A recent poll that appears to show negative public sentiment toward teachers’ unions has also shown a growing approval of, and desire for, technology integration in education.
Yet after analyzing the annual poll from educators’ association Phi Delta Kappa and polling firm Gallup, it would appear that the public’s ideas about the reasons for technology use are misguided, at least compared with why ed-tech advocates say it’s important.
While technology has been pushed as method both to individualize student instruction and cut other educational costs, a quarter of about 1,000 respondents aged 18 and older opposed increased ed-tech investment, an increase of 10 percent from a 2000 poll. And nearly three in five respondents opposed an educational model that allowed students to work remotely on computers and spend more time outside of brick-and-mortar campuses.
Even the promising figures for ed-tech advocates weren’t so promising upon further examination. About 91 percent of respondents said student access to the Internet was at least somewhat important, up about 11 points from a poll in 1996. But when considering the vast increase in speed, access, and available content online since then, it’s perhaps hard to fathom how that 91 percent hasn’t inched closer to 100. (Just think about it, in 1996, if you’d clicked this link before you read the top paragraph, this part of the page still wouldn’t have loaded yet. And don’t even think about clicking a hyperlink.)

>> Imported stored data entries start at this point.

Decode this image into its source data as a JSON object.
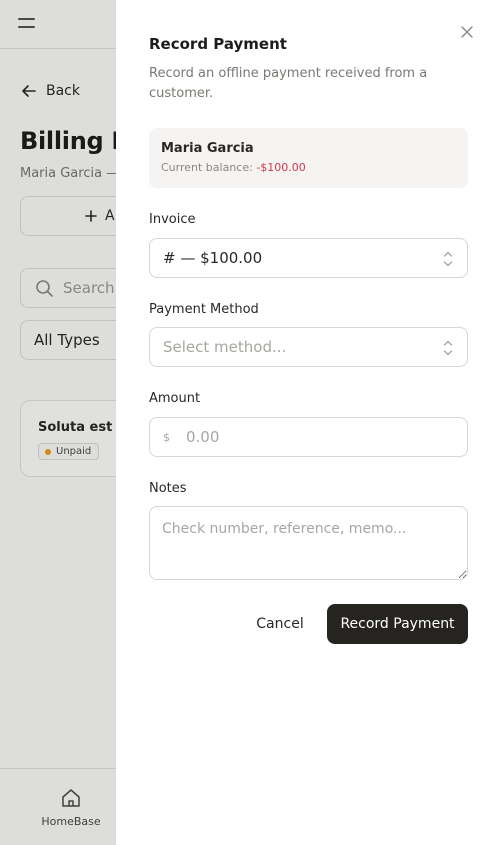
{
  "background": {
    "back_label": "Back",
    "title": "Billing Hi",
    "subtitle": "Maria Garcia —",
    "add_button_label": "A",
    "search_placeholder": "Search",
    "type_filter_value": "All Types",
    "card": {
      "title": "Soluta est ve",
      "badge": "Unpaid"
    },
    "bottom_nav": {
      "home_label": "HomeBase"
    }
  },
  "drawer": {
    "title": "Record Payment",
    "description": "Record an offline payment received from a customer.",
    "customer": {
      "name": "Maria Garcia",
      "balance_label": "Current balance: ",
      "balance_value": "-$100.00"
    },
    "invoice": {
      "label": "Invoice",
      "value": "# — $100.00"
    },
    "payment_method": {
      "label": "Payment Method",
      "placeholder": "Select method..."
    },
    "amount": {
      "label": "Amount",
      "currency": "$",
      "placeholder": "0.00"
    },
    "notes": {
      "label": "Notes",
      "placeholder": "Check number, reference, memo..."
    },
    "cancel_label": "Cancel",
    "submit_label": "Record Payment"
  },
  "colors": {
    "primary_button": "#262421",
    "negative": "#d0384a",
    "unpaid_dot": "#e79a1b"
  }
}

While online education advocates gripe about outdated policies they say make no sense for educating a student to thrive in a 21st-century world, this data would suggest that you can’t really blame policymakers for being slow to budge. While there may be a small but growing body of research that shows increased personalization and decreased synchronicity in classrooms can actually help students of all abilities learn more efficiently, the public, by these figures at least, appears to favor injecting technology into the “old-world” educational structure.
This may also point to a public view of education separate and inconsequential to the real world at-large.

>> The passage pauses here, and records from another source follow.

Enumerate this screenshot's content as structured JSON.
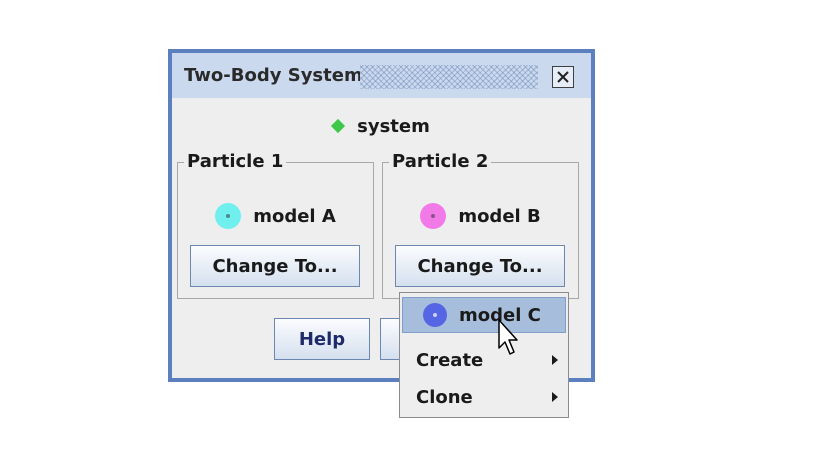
{
  "window": {
    "title": "Two-Body System",
    "system_label": "system",
    "particle1": {
      "legend": "Particle 1",
      "model": "model A",
      "change_label": "Change To..."
    },
    "particle2": {
      "legend": "Particle 2",
      "model": "model B",
      "change_label": "Change To..."
    },
    "help_label": "Help"
  },
  "popup_menu": {
    "items": [
      {
        "label": "model C"
      },
      {
        "label": "Create"
      },
      {
        "label": "Clone"
      }
    ]
  },
  "colors": {
    "system_diamond": "#3ec84a",
    "model_a": "#6ff0ee",
    "model_b": "#f27ae8",
    "model_c": "#5565e4",
    "window_frame": "#5b7fbf"
  },
  "icons": {
    "close": "close-icon",
    "submenu": "submenu-arrow-icon",
    "cursor": "mouse-pointer-icon"
  }
}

While 95 percent of respondents felt it at least somewhat important for all students to have access to computer technology, 81 percent felt it was somewhat important for ensuring academic success. In other words, access to a computer may have been viewed as more important for economic or social survival, something that perhaps isn’t considered to run all that parallel to the letters on a report card anymore.
A version of this news article first appeared in the Digital Education blog.